IF a different referee had been in charge the night Deontay Wilder dropped Tyson Fury in the final round of their WBC heavyweight title fight in December, their respective pro records would look very different.
Gone would be the draw and in its place would be a 42nd victory for Wilder and a first loss for Fury.
Or at least that’s the view of Wilder, who says Fury benefited from referee Jack Reiss’ slow count when he performed what many considered a miraculous comeback to reach the final bell nine months ago.
“I’m 41-0 and 40 knockouts. Forget the draw because that was no draw. I knocked him out,” Wilder told SecondsOut. (I think he means 42-0 with 40 knockouts but maybe he would rather pretend the Fury fight never happened.) “Jack Reiss showed favouritism. He had an emotional connection to Fury because of his story, along with everyone else.
“Jack Reiss said he went off the spirit of boxing, not the rules. His job is to count. When you see Fury getting up, he didn’t start counting immediately.
“As Fury gets up, you can see him pausing. You’ve got to count him out.
“That was all emotional. All those things add up and people think he won. He didn’t win.
“Thank God I had amazing judges who can read through all that. He was actually missing a lot of shots. I never got credit for the stuff I was doing good.”
Before he can share a ring again with Fury, Wilder must first take on Cuban Luis Ortiz, another heavyweight with whom he has history, on November 23.
After that, though, surely it will be time for Wilder and Fury to stop the talk, stop the complaining, stop the rewriting of history, and clear up the grey area once and for all.
Apparently WBA, IBF and WBO world heavyweight champion Andy Ruiz Jnr isn’t opposed to transitioning from pro boxing back to amateur boxing for the purpose of representing Mexico at the 2020 Olympic Games.
As farfetched as it sounds, Ruiz has responded to the call of Miguel Torruco Garza, head of the Mexican National Boxing Commission, and claimed he will do “everything possible” to contribute to the national team’s push at the 2020 Olympic Games.
“On the instructions of President Andrés Manuel López Obrador, I personally sent a letter to all current Mexican boxing champions inviting them to participate in the Tokyo 2020 Olympic qualifiers to represent us patriotically,” said Garza.

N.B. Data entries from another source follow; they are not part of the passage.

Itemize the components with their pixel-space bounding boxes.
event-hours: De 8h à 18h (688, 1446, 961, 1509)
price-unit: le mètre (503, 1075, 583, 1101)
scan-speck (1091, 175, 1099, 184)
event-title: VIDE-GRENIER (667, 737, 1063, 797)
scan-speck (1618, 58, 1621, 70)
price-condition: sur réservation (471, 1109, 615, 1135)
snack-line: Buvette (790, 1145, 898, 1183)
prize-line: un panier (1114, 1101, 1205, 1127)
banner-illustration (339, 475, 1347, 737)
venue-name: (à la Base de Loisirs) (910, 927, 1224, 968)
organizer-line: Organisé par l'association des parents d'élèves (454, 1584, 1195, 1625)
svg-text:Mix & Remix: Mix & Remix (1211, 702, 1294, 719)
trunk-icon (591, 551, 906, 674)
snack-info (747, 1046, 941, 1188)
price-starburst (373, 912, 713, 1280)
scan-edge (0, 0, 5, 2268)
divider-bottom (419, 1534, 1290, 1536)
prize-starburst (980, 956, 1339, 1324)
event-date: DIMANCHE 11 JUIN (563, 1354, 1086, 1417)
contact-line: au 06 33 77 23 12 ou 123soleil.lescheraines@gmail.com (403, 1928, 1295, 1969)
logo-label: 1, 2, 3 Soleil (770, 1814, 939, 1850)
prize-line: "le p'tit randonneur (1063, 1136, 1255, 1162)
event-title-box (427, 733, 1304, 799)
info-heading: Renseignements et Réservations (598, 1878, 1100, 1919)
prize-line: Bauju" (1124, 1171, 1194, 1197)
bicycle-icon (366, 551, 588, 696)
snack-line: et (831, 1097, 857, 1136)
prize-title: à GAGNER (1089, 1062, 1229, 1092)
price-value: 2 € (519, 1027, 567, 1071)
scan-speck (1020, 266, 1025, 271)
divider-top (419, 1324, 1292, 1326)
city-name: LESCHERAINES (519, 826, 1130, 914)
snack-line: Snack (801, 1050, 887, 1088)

One of those champions, Ruiz, is currently busy preparing for a December 7 defence of his titles against former champion Anthony Joshua. But that doesn’t mean he is going to rule out the possibility of making the unlikeliest of moves next year.
“It would be a great honor to represent Mexico in the Olympic Games,” Ruiz tweeted. “I have to look at the possible contractual commitments, but we will do everything possible to contribute in any way and put the name of Mexico on high once more. Great initiative!”
It will, in the end, no doubt be deemed the wrong move, but for now Andy Ruiz, as Mexico’s first ever world heavyweight champion, is saying all the right things.